When you level up, you gain a number of hit points depending on your class and level. The Nameless One also gains one stat point that can be added to any of his stats. Furthermore, a fighter gains one proficiency point for each three levels and a thief gains 20 thief skill points.
- Fighters gain 1-10 hit points until level 10, and 3 hit points from level 11 onwards.
- Thieves gain 1-6 hit points until level 10, and 2 hit points from level 11 onwards.
- Mages gain 1-4 hit points until level 10, and 1 hit point from level 11 onwards.
[There is an error in the manual regarding the number of hit points you get when leveling up – thanks to kmonster for his correction here!]
You only gain these hit points the first time you reach a new level in a class. If for example you play a fighter until level 6 and then switch to playing a thief, you will only gain one hit point per level until and including level 6. From level 7 onwards you will gain the usual 1-6 hit points.
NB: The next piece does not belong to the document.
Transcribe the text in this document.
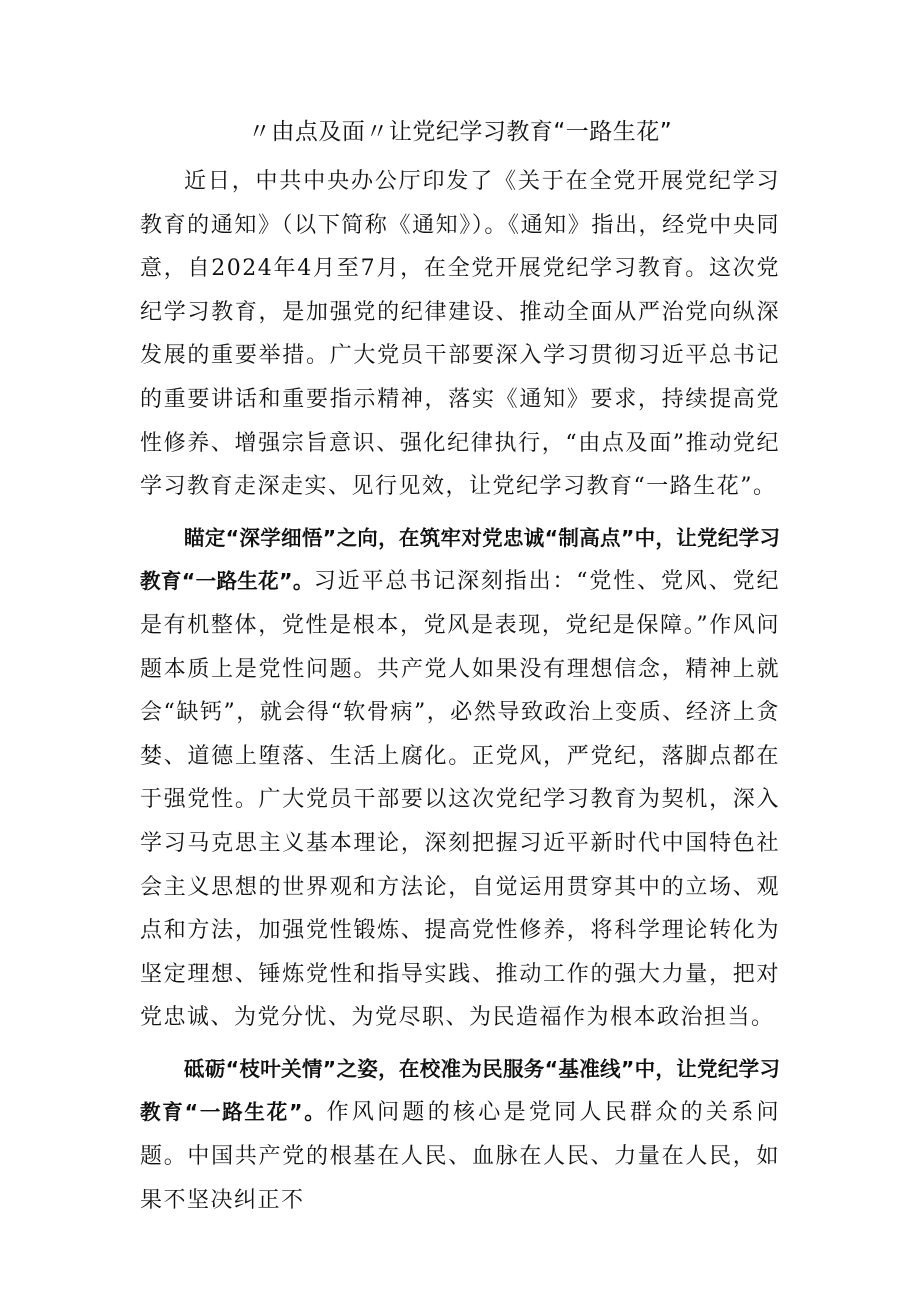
〃由点及面〃让党纪学习教育“一路生花”

近日，中共中央办公厅印发了《关于在全党开展党纪学习教育的通知》（以下简称《通知》）。《通知》指出，经党中央同意，自2024年4月至7月，在全党开展党纪学习教育。这次党纪学习教育，是加强党的纪律建设、推动全面从严治党向纵深发展的重要举措。广大党员干部要深入学习贯彻习近平总书记的重要讲话和重要指示精神，落实《通知》要求，持续提高党性修养、增强宗旨意识、强化纪律执行，“由点及面”推动党纪学习教育走深走实、见行见效，让党纪学习教育“一路生花”。

瞄定“深学细悟”之向，在筑牢对党忠诚“制高点”中，让党纪学习教育“一路生花”。习近平总书记深刻指出：“党性、党风、党纪是有机整体，党性是根本，党风是表现，党纪是保障。”作风问题本质上是党性问题。共产党人如果没有理想信念，精神上就会“缺钙”，就会得“软骨病”，必然导致政治上变质、经济上贪婪、道德上堕落、生活上腐化。正党风，严党纪，落脚点都在于强党性。广大党员干部要以这次党纪学习教育为契机，深入学习马克思主义基本理论，深刻把握习近平新时代中国特色社会主义思想的世界观和方法论，自觉运用贯穿其中的立场、观点和方法，加强党性锻炼、提高党性修养，将科学理论转化为坚定理想、锤炼党性和指导实践、推动工作的强大力量，把对党忠诚、为党分忧、为党尽职、为民造福作为根本政治担当。

砥砺“枝叶关情”之姿，在校准为民服务“基准线”中，让党纪学习教育“一路生花”。作风问题的核心是党同人民群众的关系问题。中国共产党的根基在人民、血脉在人民、力量在人民，如果不坚决纠正不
You gain proficiency points when you reach level 3, 6, 9, etc. as a fighter or when you regain certain memories. But you can't use them as you gain them; you have to speak to one of the fighter trainers in the game to be trained in the weapon you want to improve your skills in. You can place up to five proficiency points in each weapon class – Fists, Knives, Clubs, Hammers and Axes – but not all fighter trainers can train you equally well. Also, if you want to place four proficiency points in any weapon class, you have to specialize as a fighter. If you want to place five proficiency points in a weapon class, you must double specialize as a fighter.
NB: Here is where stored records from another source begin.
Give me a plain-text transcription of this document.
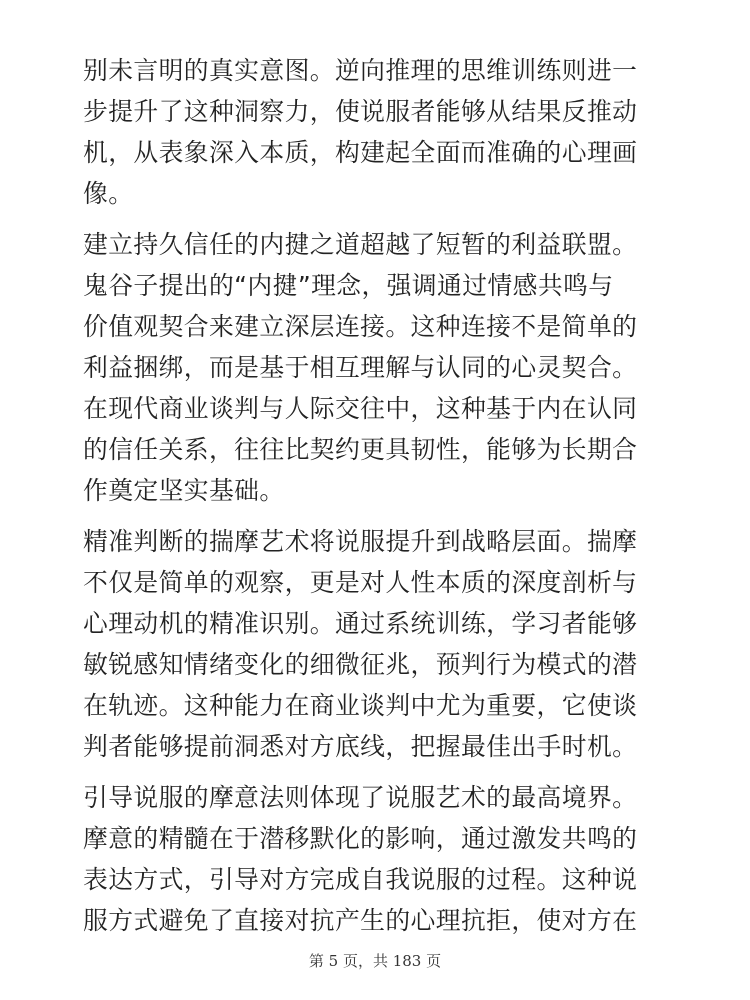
别未言明的真实意图。逆向推理的思维训练则进一
步提升了这种洞察力，使说服者能够从结果反推动
机，从表象深入本质，构建起全面而准确的心理画
像。
建立持久信任的内揵之道超越了短暂的利益联盟。
鬼谷子提出的“内揵”理念，强调通过情感共鸣与
价值观契合来建立深层连接。这种连接不是简单的
利益捆绑，而是基于相互理解与认同的心灵契合。
在现代商业谈判与人际交往中，这种基于内在认同
的信任关系，往往比契约更具韧性，能够为长期合
作奠定坚实基础。
精准判断的揣摩艺术将说服提升到战略层面。揣摩
不仅是简单的观察，更是对人性本质的深度剖析与
心理动机的精准识别。通过系统训练，学习者能够
敏锐感知情绪变化的细微征兆，预判行为模式的潜
在轨迹。这种能力在商业谈判中尤为重要，它使谈
判者能够提前洞悉对方底线，把握最佳出手时机。
引导说服的摩意法则体现了说服艺术的最高境界。
摩意的精髓在于潜移默化的影响，通过激发共鸣的
表达方式，引导对方完成自我说服的过程。这种说
服方式避免了直接对抗产生的心理抗拒，使对方在
第 5 页，共 183 页
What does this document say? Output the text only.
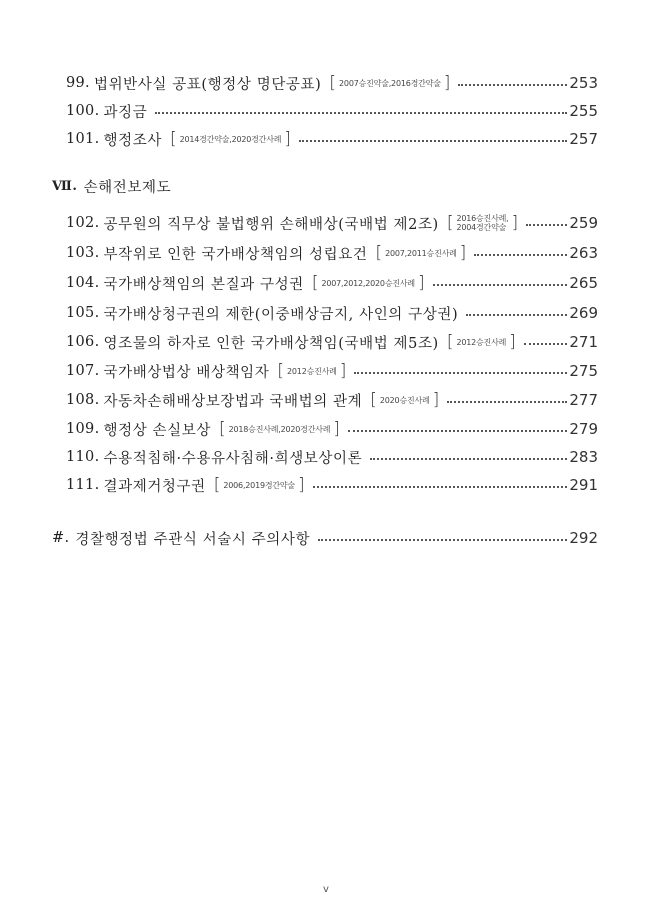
99. 법위반사실 공표(행정상 명단공표) [ 2007승진약술,2016경간약술 ]	253
100. 과징금	255
101. 행정조사 [ 2014경간약술,2020경간사례 ]	257
Ⅶ. 손해전보제도
102. 공무원의 직무상 불법행위 손해배상(국배법 제2조) [ 2016승진사례,
2004경간약술 ]	259
103. 부작위로 인한 국가배상책임의 성립요건 [ 2007,2011승진사례 ]	263
104. 국가배상책임의 본질과 구성권 [ 2007,2012,2020승진사례 ]	265
105. 국가배상청구권의 제한(이중배상금지, 사인의 구상권)	269
106. 영조물의 하자로 인한 국가배상책임(국배법 제5조) [ 2012승진사례 ]	271
107. 국가배상법상 배상책임자 [ 2012승진사례 ]	275
108. 자동차손해배상보장법과 국배법의 관계 [ 2020승진사례 ]	277
109. 행정상 손실보상 [ 2018승진사례,2020경간사례 ]	279
110. 수용적침해·수용유사침해·희생보상이론	283
111. 결과제거청구권 [ 2006,2019경간약술 ]	291
#. 경찰행정법 주관식 서술시 주의사항	292
v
The first time you reach levels 7 and 12, you specialize in your current class, which will grant you certain benefits in that class. Please note that you can only specialize ONCE for each of these levels; if you reach level 7 and specialize as a fighter, you won't specialize as a mage if you become a 7th level mage later on. However, you can play on as a mage and specialize at level 12.
If you specialize in the same class at both level 7 and 12, you double specialize. Double specialization gives you a number of benefits; for example you can buy some pretty neat tattoos at Fell's Tattoo Parlor. A double specialized fighter can achieve grand mastery (five proficiency points) in any weapon class.
When you specialize at level 7 or 12, you gain the following stat bonuses:
- Fighter: +1 to Strength.
- Mage: +1 to Intelligence.
- Thief: +1 to Dexterity.
When you double specialize at level 12, you gain:
- Fighter: +1 to Strength, +1 to Constitution, +3 to Max HP.
- Mage: +2 to Intelligence, +1 to Wisdom, +5 to Lore skill.
- Thief: +2 to Dexterity, +1 to Luck.
You may wonder if there is no armor in the game. There isn't. Well, except for a very few special items for two of your NPCs. But there is no armor for The Nameless One and none for the other NPCs except what they come with. Fortunately, magical items more than make up for this lack of armor.